Monday, December 18, 2006

China increases crude oil imports

"China to import 140 mil tons of crude oil" reads the headline of a recent China View article.

BEIJING, Dec. 16 (Xinhua) -- China's crude oil imports are expected to reach 140 million tons in 2006, up 10.2 percent on last year, according to the Ministry of Commerce (MOC).

Liang Shuhe, deputy director with the Foreign Trade Department of the MOC, said that China's demand for crude oil would total about 290 million tons this year, of which 48 percent were imports.

According to Liang, China's total output of crude oil is expected to reach 183 million tons in 2006, with 7.40 million tons for exports.

Liang said the fast growth of the economy has forced China to depend more and more on imports because of the limited domestic production, predicting that the steady increase in imports was likely to continue.

Statistics from the MOC show that China's crude oil imports increased by 14.1 percent in the first ten months of this year to reach 120 million tons.

The Chinese government removed tariffs on oil imports in November and opened its domestic oil market to foreign companies in December to cut the cost of oil imports.

I found this piece, posted to a recent article link roundup at The Oil Drum, noteworthy for two reasons.

First, it confirms the conviction, held among energy watchers and global/economic strategists alike, that America is now in direct competition with China for scarce natural resources. Hydrocarbon energy resources being chief among them.

Second, I was struck by the date of the article, December 16, 2006. It seemed to be a year to the day since I had written up an interview with mining consultant Dave Feickert which broached that very subject.

Mr. Feickert's message to readers was that despite a recent string of horrible coal mining accidents, China would have to continue relying on coal to meet their energy needs or increase their purchases of oil and gas from abroad. Thus, Western auto drivers would be indirectly impacted by the safety issues afllicting China's coal mining industry.

Here is an excerpt from that interview, dated December 16, 2005:

So for now, you see mainly a continuation of heavy coal use? You’ve made the point that any shortfalls in coal supply could result in China increasing their purchases of oil and gas from various sources around the globe. Please discuss this point.

China will have to rely on coal, or it will have to buy much more oil and gas off the world market. The effect on the global price is already apparent, with China making up around half of increased global oil demand, something few expected.

Unpredicted, except by a few energy analysts was also the lack of supply, which has been critically restricted by the complacency that sets in during periods of low prices, the poor judgements made by the US and the UK in Iraq, the restrictions on foreign investment in the Middle East and the fact that the oil and gas reserve base has been steadily moving eastwards anyway, as Western (mainly US, UK) oil depletes and Mexican fields matures. Hurricanes do not help either; nor do refinery explosions, as at BP’s major US facility recently.
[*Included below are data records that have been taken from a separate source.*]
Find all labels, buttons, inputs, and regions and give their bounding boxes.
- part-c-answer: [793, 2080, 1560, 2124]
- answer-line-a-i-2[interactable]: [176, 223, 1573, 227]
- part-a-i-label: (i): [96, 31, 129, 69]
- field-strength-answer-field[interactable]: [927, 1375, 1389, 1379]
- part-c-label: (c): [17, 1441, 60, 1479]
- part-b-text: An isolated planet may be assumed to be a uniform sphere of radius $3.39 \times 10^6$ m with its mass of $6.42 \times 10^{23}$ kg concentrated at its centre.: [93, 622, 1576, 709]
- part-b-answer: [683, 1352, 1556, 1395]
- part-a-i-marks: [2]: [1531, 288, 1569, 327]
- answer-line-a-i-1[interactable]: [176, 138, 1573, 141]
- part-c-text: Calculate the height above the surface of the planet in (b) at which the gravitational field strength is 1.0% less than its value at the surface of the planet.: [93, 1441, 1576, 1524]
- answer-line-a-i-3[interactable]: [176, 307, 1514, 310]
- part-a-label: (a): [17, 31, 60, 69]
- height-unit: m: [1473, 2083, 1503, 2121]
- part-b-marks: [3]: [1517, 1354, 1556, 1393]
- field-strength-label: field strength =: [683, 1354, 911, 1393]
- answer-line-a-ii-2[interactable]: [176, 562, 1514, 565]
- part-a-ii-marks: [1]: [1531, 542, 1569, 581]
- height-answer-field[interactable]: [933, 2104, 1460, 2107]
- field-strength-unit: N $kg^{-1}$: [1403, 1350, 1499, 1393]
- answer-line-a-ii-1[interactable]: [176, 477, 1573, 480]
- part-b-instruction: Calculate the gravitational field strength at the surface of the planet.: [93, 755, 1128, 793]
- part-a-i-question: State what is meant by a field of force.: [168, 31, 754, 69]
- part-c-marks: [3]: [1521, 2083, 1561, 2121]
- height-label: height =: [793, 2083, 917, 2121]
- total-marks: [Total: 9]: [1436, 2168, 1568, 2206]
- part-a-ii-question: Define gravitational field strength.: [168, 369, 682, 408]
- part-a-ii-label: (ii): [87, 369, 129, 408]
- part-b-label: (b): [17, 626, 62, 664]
On its current economic growth trajectory, China is expected to overtake the US as the biggest world energy consumer sometime after 2025 and also the biggest emitter of carbon dioxide (CO2), the main Greenhouse gas. Accordingly, it has been hunting for diversified energy supplies around the world, with its well-trained diplomats engaging in discussions globally. This, of course, has been different from the US, Japan or Europe, where economic power, vested in large energy companies has helped out. However, as has been seen in the case of Shell, their energy reserve bases are dwindling or they are over-stated.

Interesting to note that coal use presently accounts for 70 percent of China's energy supply, and demand for coal is expected to increase by over 8 percent in 2007.

That last bit of information comes from a Bloomberg News article on a recent hot IPO: China Coal Energy, which recently raised $1.69 billion in an oversubscribed share offering. It seems that both coal and oil are enjoying increased demand in China.